Six-year old Sheree Beasley was a tough little cookie. She had been through a lot in her short life, but she had a love of life and an independent streak. Sheree loved her bicycle and was always happy for any excuse to take it out for a spin.
She had survived her baby brother who died of SIDs, followed by the fatal drug overdose of her step-father. Sheree’s Mom struggled in life and tried to give her the best life she could. Through it all, Sheree wore a wide, beautiful smile. She was a joyful little girl with some street smarts. But her independence and lack of supervision made her a target and she was abducted by a lurking predator.
When Sheree’s bike was found abandoned, her mother knew that Sheree had been taken. She was devastated to think she had lost a second child. It was unbearable and unfair for a mother to suffer this heartbreak twice.
Sheree’s abductor wasn’t known to her family, but he had been seen near the schools and public swimming pool, exposing himself and approaching children. His therapist was aware that he was a threat. How much his wife knew is debatable.

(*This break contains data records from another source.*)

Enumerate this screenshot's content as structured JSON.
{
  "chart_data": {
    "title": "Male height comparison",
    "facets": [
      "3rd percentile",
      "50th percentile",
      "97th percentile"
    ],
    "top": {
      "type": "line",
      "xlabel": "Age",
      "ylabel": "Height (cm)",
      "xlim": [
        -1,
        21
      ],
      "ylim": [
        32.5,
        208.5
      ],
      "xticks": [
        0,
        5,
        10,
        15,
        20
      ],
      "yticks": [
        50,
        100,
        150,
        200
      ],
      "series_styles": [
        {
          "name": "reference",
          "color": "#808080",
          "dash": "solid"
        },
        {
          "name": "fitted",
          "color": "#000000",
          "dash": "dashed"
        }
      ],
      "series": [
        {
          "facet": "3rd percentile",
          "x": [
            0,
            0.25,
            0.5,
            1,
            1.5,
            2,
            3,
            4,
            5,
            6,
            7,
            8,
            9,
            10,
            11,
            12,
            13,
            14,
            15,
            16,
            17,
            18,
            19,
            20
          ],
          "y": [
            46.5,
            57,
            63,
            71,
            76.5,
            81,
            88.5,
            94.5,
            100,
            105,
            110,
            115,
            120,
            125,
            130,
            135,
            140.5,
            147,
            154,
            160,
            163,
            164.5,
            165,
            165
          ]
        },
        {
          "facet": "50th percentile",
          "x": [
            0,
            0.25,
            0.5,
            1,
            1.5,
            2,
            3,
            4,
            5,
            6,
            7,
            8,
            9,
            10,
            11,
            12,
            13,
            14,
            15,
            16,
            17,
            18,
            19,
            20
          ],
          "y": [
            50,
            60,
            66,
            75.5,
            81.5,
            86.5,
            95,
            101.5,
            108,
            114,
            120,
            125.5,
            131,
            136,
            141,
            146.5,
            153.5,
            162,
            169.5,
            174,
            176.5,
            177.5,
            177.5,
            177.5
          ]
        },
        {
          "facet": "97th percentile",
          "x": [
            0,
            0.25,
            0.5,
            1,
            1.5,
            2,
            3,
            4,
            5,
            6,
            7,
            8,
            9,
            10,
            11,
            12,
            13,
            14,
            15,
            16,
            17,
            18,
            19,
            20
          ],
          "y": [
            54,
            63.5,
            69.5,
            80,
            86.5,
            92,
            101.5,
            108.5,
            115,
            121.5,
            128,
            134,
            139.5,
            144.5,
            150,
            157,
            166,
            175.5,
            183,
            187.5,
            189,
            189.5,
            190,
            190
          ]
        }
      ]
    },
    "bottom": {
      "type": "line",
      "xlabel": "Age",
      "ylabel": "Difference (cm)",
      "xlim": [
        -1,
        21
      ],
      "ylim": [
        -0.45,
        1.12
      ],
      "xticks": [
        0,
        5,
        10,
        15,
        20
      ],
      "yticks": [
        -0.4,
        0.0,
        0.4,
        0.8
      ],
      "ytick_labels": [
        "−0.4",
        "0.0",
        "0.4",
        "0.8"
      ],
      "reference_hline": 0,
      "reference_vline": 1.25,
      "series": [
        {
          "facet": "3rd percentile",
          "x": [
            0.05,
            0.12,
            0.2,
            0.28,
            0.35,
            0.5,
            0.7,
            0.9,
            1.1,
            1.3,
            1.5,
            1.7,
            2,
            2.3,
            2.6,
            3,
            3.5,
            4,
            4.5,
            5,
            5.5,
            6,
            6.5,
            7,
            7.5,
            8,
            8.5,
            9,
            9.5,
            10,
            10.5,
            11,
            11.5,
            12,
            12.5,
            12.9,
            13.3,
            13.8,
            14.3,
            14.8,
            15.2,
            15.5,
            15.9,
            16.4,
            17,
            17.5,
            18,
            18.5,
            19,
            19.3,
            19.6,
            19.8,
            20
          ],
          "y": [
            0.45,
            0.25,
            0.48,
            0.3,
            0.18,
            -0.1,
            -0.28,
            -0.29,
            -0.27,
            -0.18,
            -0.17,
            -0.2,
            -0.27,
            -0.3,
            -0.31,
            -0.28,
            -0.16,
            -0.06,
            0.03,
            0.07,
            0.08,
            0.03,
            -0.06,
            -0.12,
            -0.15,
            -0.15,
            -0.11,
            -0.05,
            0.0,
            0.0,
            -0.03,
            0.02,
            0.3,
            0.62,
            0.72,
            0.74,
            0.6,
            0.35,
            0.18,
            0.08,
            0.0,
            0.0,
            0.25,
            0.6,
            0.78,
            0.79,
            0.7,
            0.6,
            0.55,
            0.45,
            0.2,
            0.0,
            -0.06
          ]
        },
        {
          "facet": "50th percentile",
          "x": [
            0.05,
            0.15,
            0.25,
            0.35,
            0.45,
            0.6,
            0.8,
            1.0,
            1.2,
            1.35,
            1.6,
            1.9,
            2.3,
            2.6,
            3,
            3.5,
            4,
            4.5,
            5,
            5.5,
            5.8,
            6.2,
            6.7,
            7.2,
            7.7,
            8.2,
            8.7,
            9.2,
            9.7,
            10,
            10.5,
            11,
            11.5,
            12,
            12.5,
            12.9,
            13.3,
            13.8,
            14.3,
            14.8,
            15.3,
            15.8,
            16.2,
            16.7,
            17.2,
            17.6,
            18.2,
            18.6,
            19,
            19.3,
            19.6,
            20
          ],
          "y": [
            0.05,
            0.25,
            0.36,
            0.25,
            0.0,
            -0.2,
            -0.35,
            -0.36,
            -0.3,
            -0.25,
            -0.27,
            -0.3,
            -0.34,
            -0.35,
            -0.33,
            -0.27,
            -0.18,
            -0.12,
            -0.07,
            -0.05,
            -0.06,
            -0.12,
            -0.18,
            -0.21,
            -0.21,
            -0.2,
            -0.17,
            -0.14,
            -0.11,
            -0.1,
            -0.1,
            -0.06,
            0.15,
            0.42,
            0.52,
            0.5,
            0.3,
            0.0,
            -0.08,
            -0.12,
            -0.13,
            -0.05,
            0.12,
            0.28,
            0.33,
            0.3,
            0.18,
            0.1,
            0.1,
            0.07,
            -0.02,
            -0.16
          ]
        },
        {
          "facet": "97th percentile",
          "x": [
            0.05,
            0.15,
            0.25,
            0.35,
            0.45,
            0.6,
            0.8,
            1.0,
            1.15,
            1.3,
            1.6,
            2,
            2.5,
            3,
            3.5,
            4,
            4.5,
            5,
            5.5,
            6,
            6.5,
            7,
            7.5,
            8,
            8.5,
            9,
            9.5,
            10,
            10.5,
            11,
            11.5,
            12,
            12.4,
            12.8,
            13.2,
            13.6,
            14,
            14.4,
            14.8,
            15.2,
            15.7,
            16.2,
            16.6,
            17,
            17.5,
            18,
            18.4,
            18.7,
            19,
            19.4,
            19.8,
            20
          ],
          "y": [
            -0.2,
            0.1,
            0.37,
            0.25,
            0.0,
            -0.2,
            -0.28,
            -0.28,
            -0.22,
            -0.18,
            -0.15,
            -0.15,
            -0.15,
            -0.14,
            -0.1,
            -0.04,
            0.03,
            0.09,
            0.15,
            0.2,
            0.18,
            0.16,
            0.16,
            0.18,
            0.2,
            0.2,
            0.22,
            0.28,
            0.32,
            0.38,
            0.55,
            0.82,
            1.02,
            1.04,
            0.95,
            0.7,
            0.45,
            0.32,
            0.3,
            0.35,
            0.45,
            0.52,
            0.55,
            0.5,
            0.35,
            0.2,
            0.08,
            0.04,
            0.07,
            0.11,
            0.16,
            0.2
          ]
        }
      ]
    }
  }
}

At the quiet end today, we’re talking about the vibrant life of Australian child Sheree Beasley, her joys and her difficulties. Her loss brings us to the topics of child safety, how we deal with child sexual predators, and the dynamics of the patient/therapist privilege. For instance, when is it appropriate for a therapist to alert police of a client who is a danger?
This episode, The Life and Loss of Sheree Beasley, is dedicated to every child who has been lost to a predator. We hope Sheree’s story will help us to share some constructive dialogue.